At about 1400 local time, soldiers observed five to six people dressed in pixelated green military camouflage uniforms and carrying weapons, which appeared to be the FX-05 Xiuhcoatl, an assault rifle designed and built for the Mexican armed forces. The armed men quickly approached U.S. service members, crossing from the Mexican side of the Rio Grande into U.S. territory, ordering soldiers to get off the vehicle at gunpoint.
What happened that April afternoon near the small town of Clint, Texas, underscores the confusion between the physical location of the border fence, where the geographic border between the U.S. and Mexico begins and ends.

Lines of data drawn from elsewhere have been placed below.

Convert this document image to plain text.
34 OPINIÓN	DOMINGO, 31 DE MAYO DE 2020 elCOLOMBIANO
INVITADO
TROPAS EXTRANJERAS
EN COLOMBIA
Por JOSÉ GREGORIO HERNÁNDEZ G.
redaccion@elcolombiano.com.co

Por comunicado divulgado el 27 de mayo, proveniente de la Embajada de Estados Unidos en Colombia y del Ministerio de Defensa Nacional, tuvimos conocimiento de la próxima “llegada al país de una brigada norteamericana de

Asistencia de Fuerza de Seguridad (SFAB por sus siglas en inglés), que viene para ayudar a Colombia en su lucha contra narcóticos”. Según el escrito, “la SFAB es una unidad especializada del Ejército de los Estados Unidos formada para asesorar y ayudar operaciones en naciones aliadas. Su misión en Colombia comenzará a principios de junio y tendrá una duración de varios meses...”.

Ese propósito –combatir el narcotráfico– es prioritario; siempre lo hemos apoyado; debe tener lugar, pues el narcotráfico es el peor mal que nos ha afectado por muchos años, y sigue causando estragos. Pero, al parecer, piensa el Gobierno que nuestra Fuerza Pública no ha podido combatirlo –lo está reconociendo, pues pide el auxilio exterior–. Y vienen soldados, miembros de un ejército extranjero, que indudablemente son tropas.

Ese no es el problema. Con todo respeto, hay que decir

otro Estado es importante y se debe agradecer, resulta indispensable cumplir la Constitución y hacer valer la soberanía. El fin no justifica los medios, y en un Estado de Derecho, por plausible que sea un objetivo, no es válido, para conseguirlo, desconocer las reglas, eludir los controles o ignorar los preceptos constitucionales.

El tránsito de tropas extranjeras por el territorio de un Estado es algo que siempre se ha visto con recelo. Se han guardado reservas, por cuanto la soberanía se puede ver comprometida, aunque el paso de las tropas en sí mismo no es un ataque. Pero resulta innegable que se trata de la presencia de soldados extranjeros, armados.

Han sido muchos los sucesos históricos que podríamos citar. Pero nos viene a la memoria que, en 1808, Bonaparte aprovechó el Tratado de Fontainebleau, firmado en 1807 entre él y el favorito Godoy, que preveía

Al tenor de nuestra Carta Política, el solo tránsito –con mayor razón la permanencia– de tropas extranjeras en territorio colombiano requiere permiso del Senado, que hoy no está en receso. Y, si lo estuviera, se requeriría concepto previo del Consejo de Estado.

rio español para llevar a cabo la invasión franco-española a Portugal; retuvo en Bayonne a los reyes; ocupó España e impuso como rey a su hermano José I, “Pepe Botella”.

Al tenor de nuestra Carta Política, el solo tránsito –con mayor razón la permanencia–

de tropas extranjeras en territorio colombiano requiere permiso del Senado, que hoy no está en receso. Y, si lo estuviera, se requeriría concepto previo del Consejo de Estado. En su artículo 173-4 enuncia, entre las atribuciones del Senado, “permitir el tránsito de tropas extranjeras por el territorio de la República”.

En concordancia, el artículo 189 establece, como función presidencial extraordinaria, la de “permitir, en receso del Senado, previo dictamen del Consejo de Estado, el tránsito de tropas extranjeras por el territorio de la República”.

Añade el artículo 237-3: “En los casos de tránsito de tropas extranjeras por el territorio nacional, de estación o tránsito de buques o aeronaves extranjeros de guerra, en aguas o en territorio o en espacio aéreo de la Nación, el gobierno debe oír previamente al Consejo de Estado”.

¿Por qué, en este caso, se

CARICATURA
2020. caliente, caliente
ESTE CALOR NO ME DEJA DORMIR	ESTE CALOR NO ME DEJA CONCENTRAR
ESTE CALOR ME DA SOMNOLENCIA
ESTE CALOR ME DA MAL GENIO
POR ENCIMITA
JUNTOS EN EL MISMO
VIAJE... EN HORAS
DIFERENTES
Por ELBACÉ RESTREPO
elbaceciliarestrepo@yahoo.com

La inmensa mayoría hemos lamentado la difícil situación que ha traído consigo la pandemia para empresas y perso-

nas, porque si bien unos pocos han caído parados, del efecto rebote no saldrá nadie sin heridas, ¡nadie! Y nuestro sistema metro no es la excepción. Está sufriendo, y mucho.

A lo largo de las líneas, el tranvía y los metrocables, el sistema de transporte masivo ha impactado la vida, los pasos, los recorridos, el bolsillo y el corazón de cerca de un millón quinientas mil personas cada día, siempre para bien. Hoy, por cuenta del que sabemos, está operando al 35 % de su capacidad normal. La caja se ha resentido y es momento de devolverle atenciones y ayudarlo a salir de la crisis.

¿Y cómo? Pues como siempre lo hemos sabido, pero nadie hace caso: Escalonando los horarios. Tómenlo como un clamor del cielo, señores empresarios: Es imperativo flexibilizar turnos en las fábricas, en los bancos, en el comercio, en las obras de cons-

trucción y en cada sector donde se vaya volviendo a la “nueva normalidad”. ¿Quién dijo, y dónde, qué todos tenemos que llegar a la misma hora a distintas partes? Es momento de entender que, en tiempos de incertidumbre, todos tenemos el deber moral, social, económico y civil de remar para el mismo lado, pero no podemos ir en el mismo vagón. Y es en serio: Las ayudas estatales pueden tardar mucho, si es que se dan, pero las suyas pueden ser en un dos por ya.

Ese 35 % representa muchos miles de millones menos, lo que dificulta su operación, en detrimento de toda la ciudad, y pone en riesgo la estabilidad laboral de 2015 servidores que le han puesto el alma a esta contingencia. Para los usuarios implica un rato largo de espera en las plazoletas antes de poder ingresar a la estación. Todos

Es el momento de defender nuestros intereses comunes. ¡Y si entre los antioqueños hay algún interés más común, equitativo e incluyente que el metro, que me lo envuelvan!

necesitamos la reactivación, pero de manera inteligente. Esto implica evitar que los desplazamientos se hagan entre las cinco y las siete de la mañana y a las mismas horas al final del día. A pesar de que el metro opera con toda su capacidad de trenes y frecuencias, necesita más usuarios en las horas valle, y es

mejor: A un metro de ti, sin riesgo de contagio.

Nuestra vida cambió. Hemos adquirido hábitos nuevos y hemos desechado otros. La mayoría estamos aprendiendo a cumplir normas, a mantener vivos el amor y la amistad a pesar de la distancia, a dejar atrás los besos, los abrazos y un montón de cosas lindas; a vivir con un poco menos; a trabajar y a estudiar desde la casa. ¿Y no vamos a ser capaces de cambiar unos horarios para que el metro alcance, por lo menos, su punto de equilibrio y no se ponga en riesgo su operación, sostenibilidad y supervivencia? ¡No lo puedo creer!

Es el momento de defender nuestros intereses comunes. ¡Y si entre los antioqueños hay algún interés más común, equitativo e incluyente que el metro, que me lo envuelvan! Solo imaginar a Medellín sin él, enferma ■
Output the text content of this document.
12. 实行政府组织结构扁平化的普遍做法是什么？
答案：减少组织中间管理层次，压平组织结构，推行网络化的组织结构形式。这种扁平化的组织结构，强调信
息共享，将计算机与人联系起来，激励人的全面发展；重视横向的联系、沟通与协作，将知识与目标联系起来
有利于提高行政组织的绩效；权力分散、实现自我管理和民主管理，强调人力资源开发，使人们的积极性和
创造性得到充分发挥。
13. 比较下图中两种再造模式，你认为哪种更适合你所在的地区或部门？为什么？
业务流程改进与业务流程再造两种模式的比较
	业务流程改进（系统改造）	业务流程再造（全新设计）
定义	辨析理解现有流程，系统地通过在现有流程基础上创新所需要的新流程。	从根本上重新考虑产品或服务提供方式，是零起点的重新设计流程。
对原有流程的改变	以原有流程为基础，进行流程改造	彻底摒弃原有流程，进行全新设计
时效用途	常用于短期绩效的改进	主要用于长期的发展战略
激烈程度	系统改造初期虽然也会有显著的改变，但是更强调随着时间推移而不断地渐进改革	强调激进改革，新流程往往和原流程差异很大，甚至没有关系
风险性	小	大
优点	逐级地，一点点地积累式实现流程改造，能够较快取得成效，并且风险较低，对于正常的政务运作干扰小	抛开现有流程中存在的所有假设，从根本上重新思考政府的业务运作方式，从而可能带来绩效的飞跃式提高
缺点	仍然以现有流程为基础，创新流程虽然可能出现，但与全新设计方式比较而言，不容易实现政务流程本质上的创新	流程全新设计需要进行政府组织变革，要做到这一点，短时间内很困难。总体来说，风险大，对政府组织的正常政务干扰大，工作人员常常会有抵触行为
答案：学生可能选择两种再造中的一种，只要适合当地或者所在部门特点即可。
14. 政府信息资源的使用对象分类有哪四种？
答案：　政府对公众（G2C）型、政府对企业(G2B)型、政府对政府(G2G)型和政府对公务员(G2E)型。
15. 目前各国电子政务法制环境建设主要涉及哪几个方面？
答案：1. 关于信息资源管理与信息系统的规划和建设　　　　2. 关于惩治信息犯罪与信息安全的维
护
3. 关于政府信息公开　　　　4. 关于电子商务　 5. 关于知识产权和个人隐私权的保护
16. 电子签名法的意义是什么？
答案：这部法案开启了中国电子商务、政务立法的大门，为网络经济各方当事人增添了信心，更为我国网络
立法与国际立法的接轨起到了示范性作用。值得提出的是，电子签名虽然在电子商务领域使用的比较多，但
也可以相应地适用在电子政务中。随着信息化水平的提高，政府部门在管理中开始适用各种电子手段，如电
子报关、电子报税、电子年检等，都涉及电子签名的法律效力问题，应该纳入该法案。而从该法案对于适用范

In Texas, the border fence does not align perfectly with the topography of the precise location of the U.S.-Mexico border; this creates a buffer zone between the actual, often invisible, border.
In addition, while parts of the Texas-Mexico border are fenced, much of this is not, due to a variety of problems, including ongoing litigation, private property rights, treaty provisions, and flood plains.
Newsweek magazine obtained a copy of the incident report just 30 minutes after the Mexican military held members of the U.S. military at gunpoint after believing that they were in Mexican territory when, in fact, the Mexican army had unknowingly crossed to U.S. territory.
The report was reviewed by Lieutenant Colonel Timothy D. Gatlin of the U.S. Army, Commander of the 1st Battalion, 37th Field Artillery Regiment, and reported to U.S. Army Lieutenant General Jeffrey Buchanan, Commander General of the U.S. Army North.
U.S. Army soldiers said Mexican soldiers moved tactically so fast that they didn’t have enough reaction time to activate a 911 emergency on their Nano Shout, a two-way GPS satellite tracking device the size of a cell phone, which also becomes an emergency beacon when American soldiers need additional military units.